Disappointing 3Q09

• Maintain NEUTRAL. As we raise our capex assumptions to bring them in line with M1’s latest guidance, our earnings forecasts drop by 0.7-1.5% for FY09-11. Our DCF-based target price, however, rises to S$2.07 (WACC 9.5%, LT growth 1.0%) from S$2.00 as we adopt a lower 10% (11% before) capital-intensity forecast for FY11 onwards. Maintain NEUTRAL as we continue to see a lack of catalysts. This is counterbalanced by M1’s 7% yields, upside from NGNBN and M1’s best exposure to wireless broadband. While management is coy, we believe that capital management will occur in FY10. We raise our DPS forecast for FY10 to 38 cts/share from 14.7 cts/share translating into yields of 20.5% from 7.8% before. This is based on 1.0x net debt/EBITDA which is consistent with past practice.

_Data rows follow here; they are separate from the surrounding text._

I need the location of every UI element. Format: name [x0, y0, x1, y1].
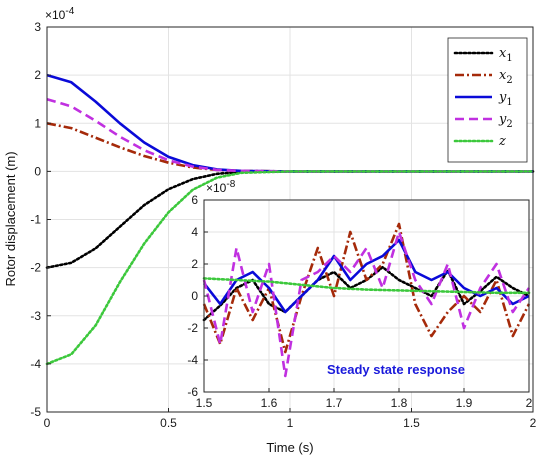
x-tick-label: 0.5 — [160, 416, 177, 430]
y-tick-label: -3 — [30, 309, 41, 323]
y-tick-label: 1 — [34, 116, 41, 130]
legend-label-z: z — [498, 134, 506, 149]
inset-y-exponent: ×10-8 — [206, 179, 236, 195]
legend-box — [447, 37, 528, 163]
y-tick-label: -1 — [30, 213, 41, 227]
y-tick-label: -5 — [30, 405, 41, 419]
x-tick-label: 1.8 — [391, 396, 408, 410]
inset-chart: 1.5 1.6 1.7 1.8 1.9 2 -6 -4 -2 0 2 4 6 ×10-8 Steady … — [187, 179, 532, 410]
y-tick-label: 2 — [34, 68, 41, 82]
x-tick-label: 2 — [526, 396, 533, 410]
series-z-line — [202, 277, 531, 295]
legend-label-y2: y2 — [498, 112, 513, 130]
x-tick-label: 1.9 — [456, 396, 473, 410]
series-y2-line — [202, 230, 531, 378]
y-tick-label: -2 — [187, 321, 198, 335]
series-x2-line — [202, 222, 531, 354]
y-tick-label: 0 — [34, 164, 41, 178]
inset-series-group — [202, 222, 531, 378]
y-tick-label: 3 — [34, 20, 41, 34]
y-tick-label: 0 — [191, 289, 198, 303]
series-z-line — [45, 170, 535, 366]
y-tick-label: 6 — [191, 193, 198, 207]
y-axis-label: Rotor displacement (m) — [3, 151, 18, 286]
y-tick-label: -6 — [187, 385, 198, 399]
series-y2-line — [46, 97, 533, 173]
x-axis-label: Time (s) — [266, 440, 313, 455]
main-tick-labels: 0 0.5 1 1.5 2 -5 -4 -3 -2 -1 0 1 2 3 — [30, 20, 536, 430]
series-x2-line — [46, 122, 533, 173]
legend: x1 x2 y1 y2 z — [447, 37, 528, 163]
x-tick-label: 1.5 — [196, 396, 213, 410]
y-tick-label: -4 — [30, 357, 41, 371]
y-tick-label: 4 — [191, 225, 198, 239]
legend-label-y1: y1 — [498, 90, 513, 108]
y-tick-label: -2 — [30, 261, 41, 275]
main-y-exponent: ×10-4 — [45, 6, 75, 22]
y-tick-label: -4 — [187, 353, 198, 367]
main-series-group — [45, 73, 535, 366]
inset-annotation: Steady state response — [327, 362, 465, 377]
x-tick-label: 1 — [287, 416, 294, 430]
y-tick-label: 2 — [191, 257, 198, 271]
x-tick-label: 0 — [44, 416, 51, 430]
x-tick-label: 1.7 — [326, 396, 343, 410]
legend-label-x2: x2 — [499, 68, 513, 86]
inset-tick-labels: 1.5 1.6 1.7 1.8 1.9 2 -6 -4 -2 0 2 4 6 — [187, 193, 532, 410]
legend-label-x1: x1 — [499, 46, 513, 64]
x-tick-label: 1.5 — [403, 416, 420, 430]
x-tick-label: 1.6 — [261, 396, 278, 410]
x-tick-label: 2 — [530, 416, 537, 430]
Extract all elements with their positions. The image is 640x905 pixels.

• In line. 9M09 results were in line at 74% and 73% of our full-year forecast and consensus respectively. While in line, 3Q09 was disappointing on three counts: weaker revenue and margins qoq and higher churns. No dividend was declared, as expected. We have trimmed our earnings forecasts by 0.7-1.5% for FY09-11 as we incorporate higher capex assumptions.

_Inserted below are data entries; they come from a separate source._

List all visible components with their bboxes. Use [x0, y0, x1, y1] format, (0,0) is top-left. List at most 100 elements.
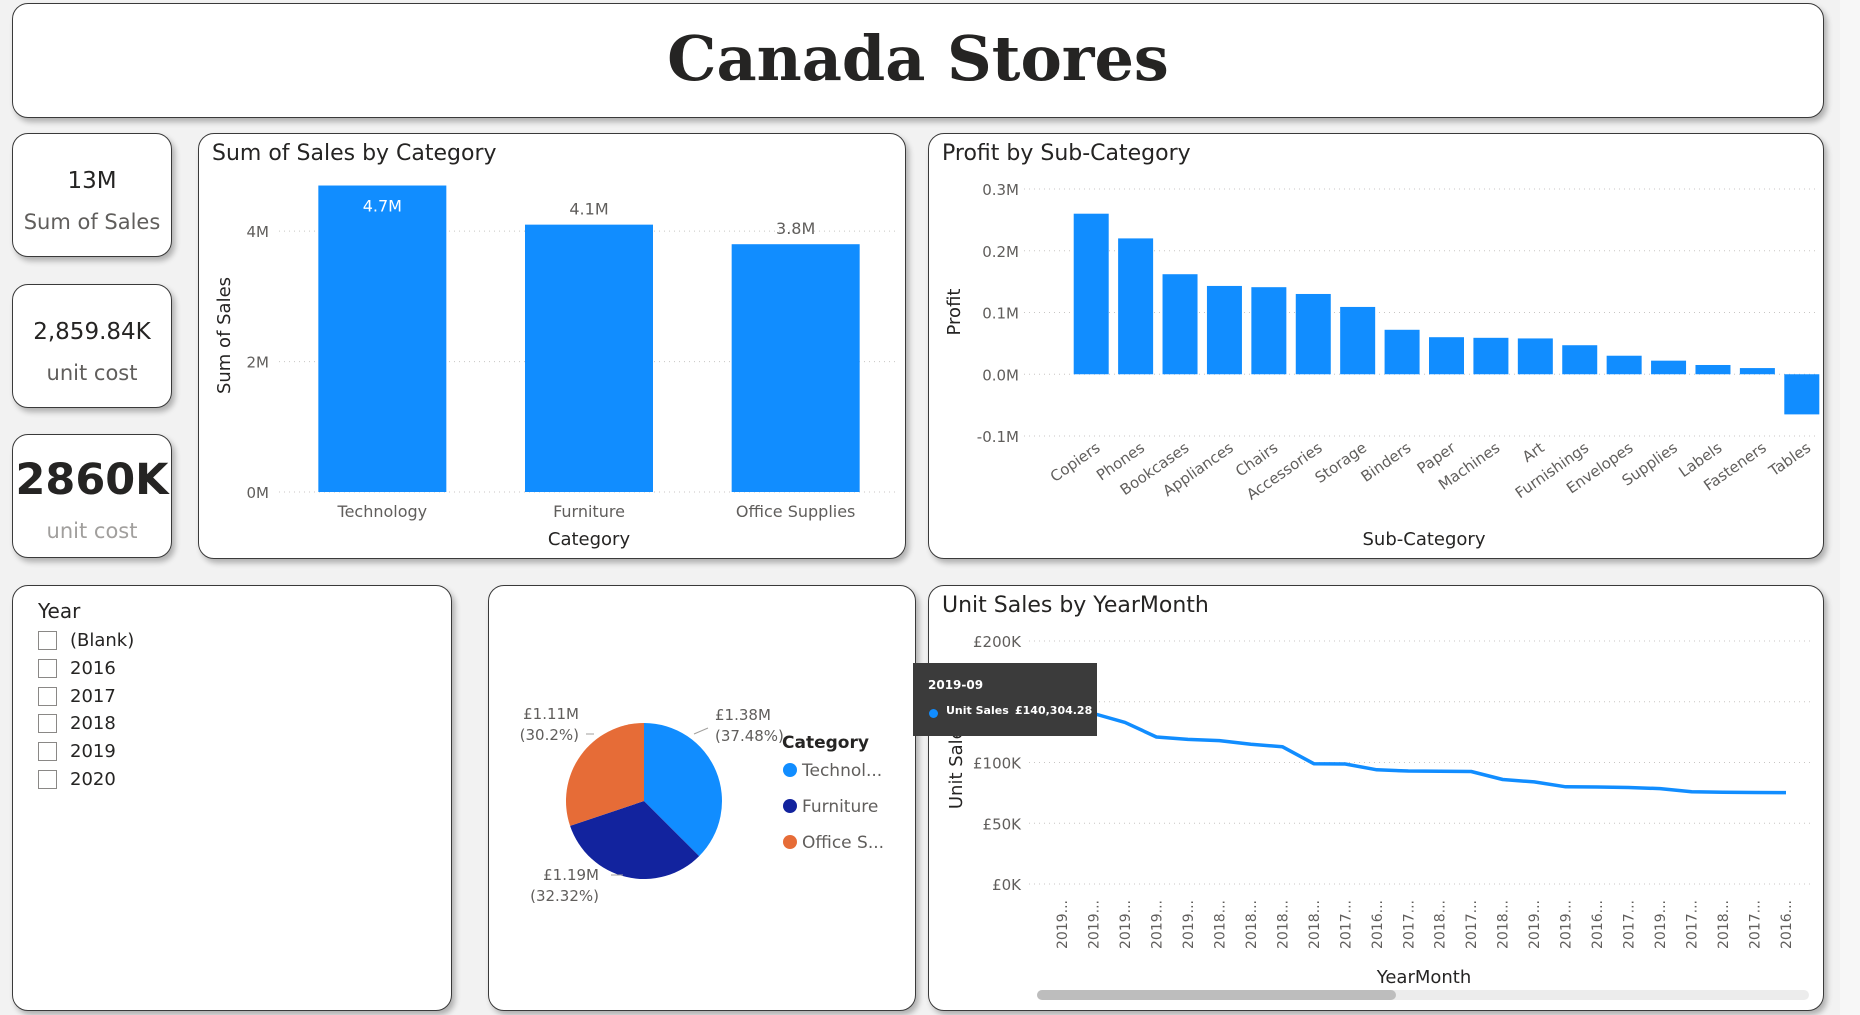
legend-label: Technol... [801, 761, 882, 781]
legend-label: Furniture [802, 797, 878, 817]
slicer-option-label: 2017 [70, 685, 116, 707]
data-label: 3.8M [776, 219, 815, 238]
slice-pct-label: (30.2%) [520, 726, 579, 744]
x-tick-label: 2018... [1275, 900, 1291, 949]
pie-slice [570, 801, 700, 879]
slicer-option-2018[interactable]: 2018 [38, 711, 116, 735]
legend-label: Office S... [802, 833, 884, 853]
slicer-option-2019[interactable]: 2019 [38, 739, 116, 763]
x-tick-label: 2017... [1748, 900, 1764, 949]
slicer-option-2016[interactable]: 2016 [38, 656, 116, 680]
y-tick-label: 0M [247, 484, 270, 502]
year-slicer-card[interactable]: Year (Blank) 2016 2017 2018 2019 2020 [12, 585, 452, 1011]
kpi-card-unit-cost-large[interactable]: 2860K unit cost [12, 434, 172, 558]
bar [1384, 329, 1420, 375]
checkbox[interactable] [38, 658, 57, 678]
x-axis-title: Sub-Category [1363, 529, 1486, 550]
x-tick-label: 2016... [1590, 900, 1606, 949]
kpi-label: unit cost [46, 361, 138, 385]
x-tick-label: 2019... [1149, 900, 1165, 949]
bar [1429, 337, 1464, 375]
checkbox[interactable] [38, 686, 57, 706]
x-axis-title: Category [548, 529, 631, 550]
y-axis-title: Unit Sales [946, 719, 967, 809]
chart-tooltip: 2019-09 Unit Sales £140,304.28 [913, 663, 1097, 736]
slicer-option-2017[interactable]: 2017 [38, 684, 116, 708]
x-tick-label: Art [1519, 438, 1548, 466]
bar [1651, 360, 1687, 375]
page-title: Canada Stores [667, 22, 1169, 95]
scrollbar-thumb[interactable] [1037, 990, 1396, 1000]
slicer-option-label: 2018 [70, 712, 116, 734]
series-line [1061, 702, 1787, 795]
visual-title: Profit by Sub-Category [942, 141, 1191, 166]
horizontal-scrollbar[interactable] [1037, 990, 1809, 1000]
x-tick-label: 2018... [1307, 900, 1323, 949]
x-tick-label: 2017... [1464, 900, 1480, 949]
unit-sales-card[interactable]: Unit Sales by YearMonth £0K £50K £100K £200… [928, 585, 1824, 1011]
y-tick-label: 0.1M [982, 305, 1019, 323]
bar [1340, 306, 1376, 375]
x-tick-label: Furniture [553, 502, 625, 521]
tooltip-value: £140,304.28 [1015, 704, 1093, 717]
x-tick-label: 2018... [1212, 900, 1228, 949]
x-tick-label: 2016... [1779, 900, 1795, 949]
y-tick-label: 0.2M [982, 243, 1019, 261]
y-tick-label: 0.3M [982, 181, 1019, 199]
y-tick-label: 4M [247, 223, 270, 241]
bar [731, 244, 860, 492]
kpi-value: 13M [67, 168, 117, 194]
x-tick-label: 2017... [1338, 900, 1354, 949]
y-axis-title: Sum of Sales [214, 277, 235, 394]
y-tick-label: £100K [973, 755, 1022, 773]
bar [1206, 285, 1242, 375]
slicer-option-blank[interactable]: (Blank) [38, 628, 134, 652]
sales-by-category-card[interactable]: Sum of Sales by Category 0M 2M 4M 4.7M Techn… [198, 133, 906, 559]
slicer-option-label: 2019 [70, 740, 116, 762]
kpi-value: 2,859.84K [33, 319, 151, 345]
checkbox[interactable] [38, 713, 57, 733]
x-tick-label: 2016... [1370, 900, 1386, 949]
unit-sales-chart: £0K £50K £100K £200K 2019... 2019... 2019... 20… [946, 633, 1814, 988]
legend-title: Category [782, 733, 869, 753]
checkbox[interactable] [38, 769, 57, 789]
slice-value-label: £1.11M [523, 705, 579, 723]
sales-by-category-chart: 0M 2M 4M 4.7M Technology 4.1M Furniture 3.8M Off… [214, 185, 899, 550]
x-tick-label: 2017... [1622, 900, 1638, 949]
checkbox[interactable] [38, 741, 57, 761]
slicer-option-label: 2016 [70, 657, 116, 679]
profit-by-subcategory-card[interactable]: Profit by Sub-Category -0.1M 0.0M 0.1M 0.2M… [928, 133, 1824, 559]
kpi-card-sales[interactable]: 13M Sum of Sales [12, 133, 172, 257]
kpi-card-unit-cost[interactable]: 2,859.84K unit cost [12, 284, 172, 408]
x-tick-label: Binders [1358, 438, 1415, 485]
x-tick-label: 2019... [1653, 900, 1669, 949]
bar [1162, 274, 1198, 375]
kpi-value: 2860K [15, 455, 169, 505]
bar [1473, 337, 1509, 375]
leader-line [693, 727, 709, 735]
x-tick-label: 2019... [1559, 900, 1575, 949]
checkbox[interactable] [38, 630, 57, 650]
category-pie-chart: £1.38M (37.48%) £1.19M (32.32%) £1.11M (30.2%… [520, 705, 884, 905]
x-tick-label: 2018... [1496, 900, 1512, 949]
y-tick-label: 2M [247, 354, 270, 372]
x-tick-label: Storage [1312, 439, 1370, 487]
slice-value-label: £1.19M [543, 866, 599, 884]
x-tick-label: Office Supplies [736, 502, 855, 521]
y-tick-label: £200K [973, 633, 1022, 651]
x-tick-label: 2019... [1118, 900, 1134, 949]
x-tick-label: 2018... [1433, 900, 1449, 949]
slice-value-label: £1.38M [715, 706, 771, 724]
pie-slice [644, 723, 722, 857]
legend-marker-icon [783, 799, 797, 813]
slicer-option-2020[interactable]: 2020 [38, 767, 116, 791]
x-tick-label: Tables [1765, 438, 1814, 480]
profit-by-subcategory-chart: -0.1M0.0M0.1M0.2M0.3MCopiersPhonesBookca… [944, 181, 1820, 550]
y-tick-label: £0K [992, 876, 1022, 894]
bar [1562, 345, 1598, 375]
x-tick-label: Technology [337, 502, 428, 521]
category-pie-card[interactable]: £1.38M (37.48%) £1.19M (32.32%) £1.11M (30.2%… [488, 585, 916, 1011]
tooltip-dot-icon [929, 709, 938, 718]
slicer-title: Year [38, 599, 81, 623]
tooltip-header: 2019-09 [928, 678, 984, 692]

• Topline reversed course. M1’s topline dropped 1.1% qoq in 3Q09 from +2.2% qoq in 2Q09 because of lower postpaid (-1.1% qoq) and IDD (-3.3% qoq) revenue. Postpaid ARPU contracted 1.3% qoq, affected by competitive tariff plans, bundling discounts and lower roaming which also dented IDD revenues. In spite of a gradual economic recovery, M1 expects near-term revenue to remain under pressure as it has yet to see a firm and sustainable rebound in spending.

• Margins suffered a similar fate. EBITDA margins also drifted down by 1.4% pts qoq because of higher handset costs (17.3% of revenue) from higher volumes sold and higher staff costs (9.9% of revenue).

• Guidance mostly intact. M1 left its guidance for stable PAT yoy intact, but raised its capex budget to around S$120m from S$100m because of a faster rollout of its backhaul upgrade.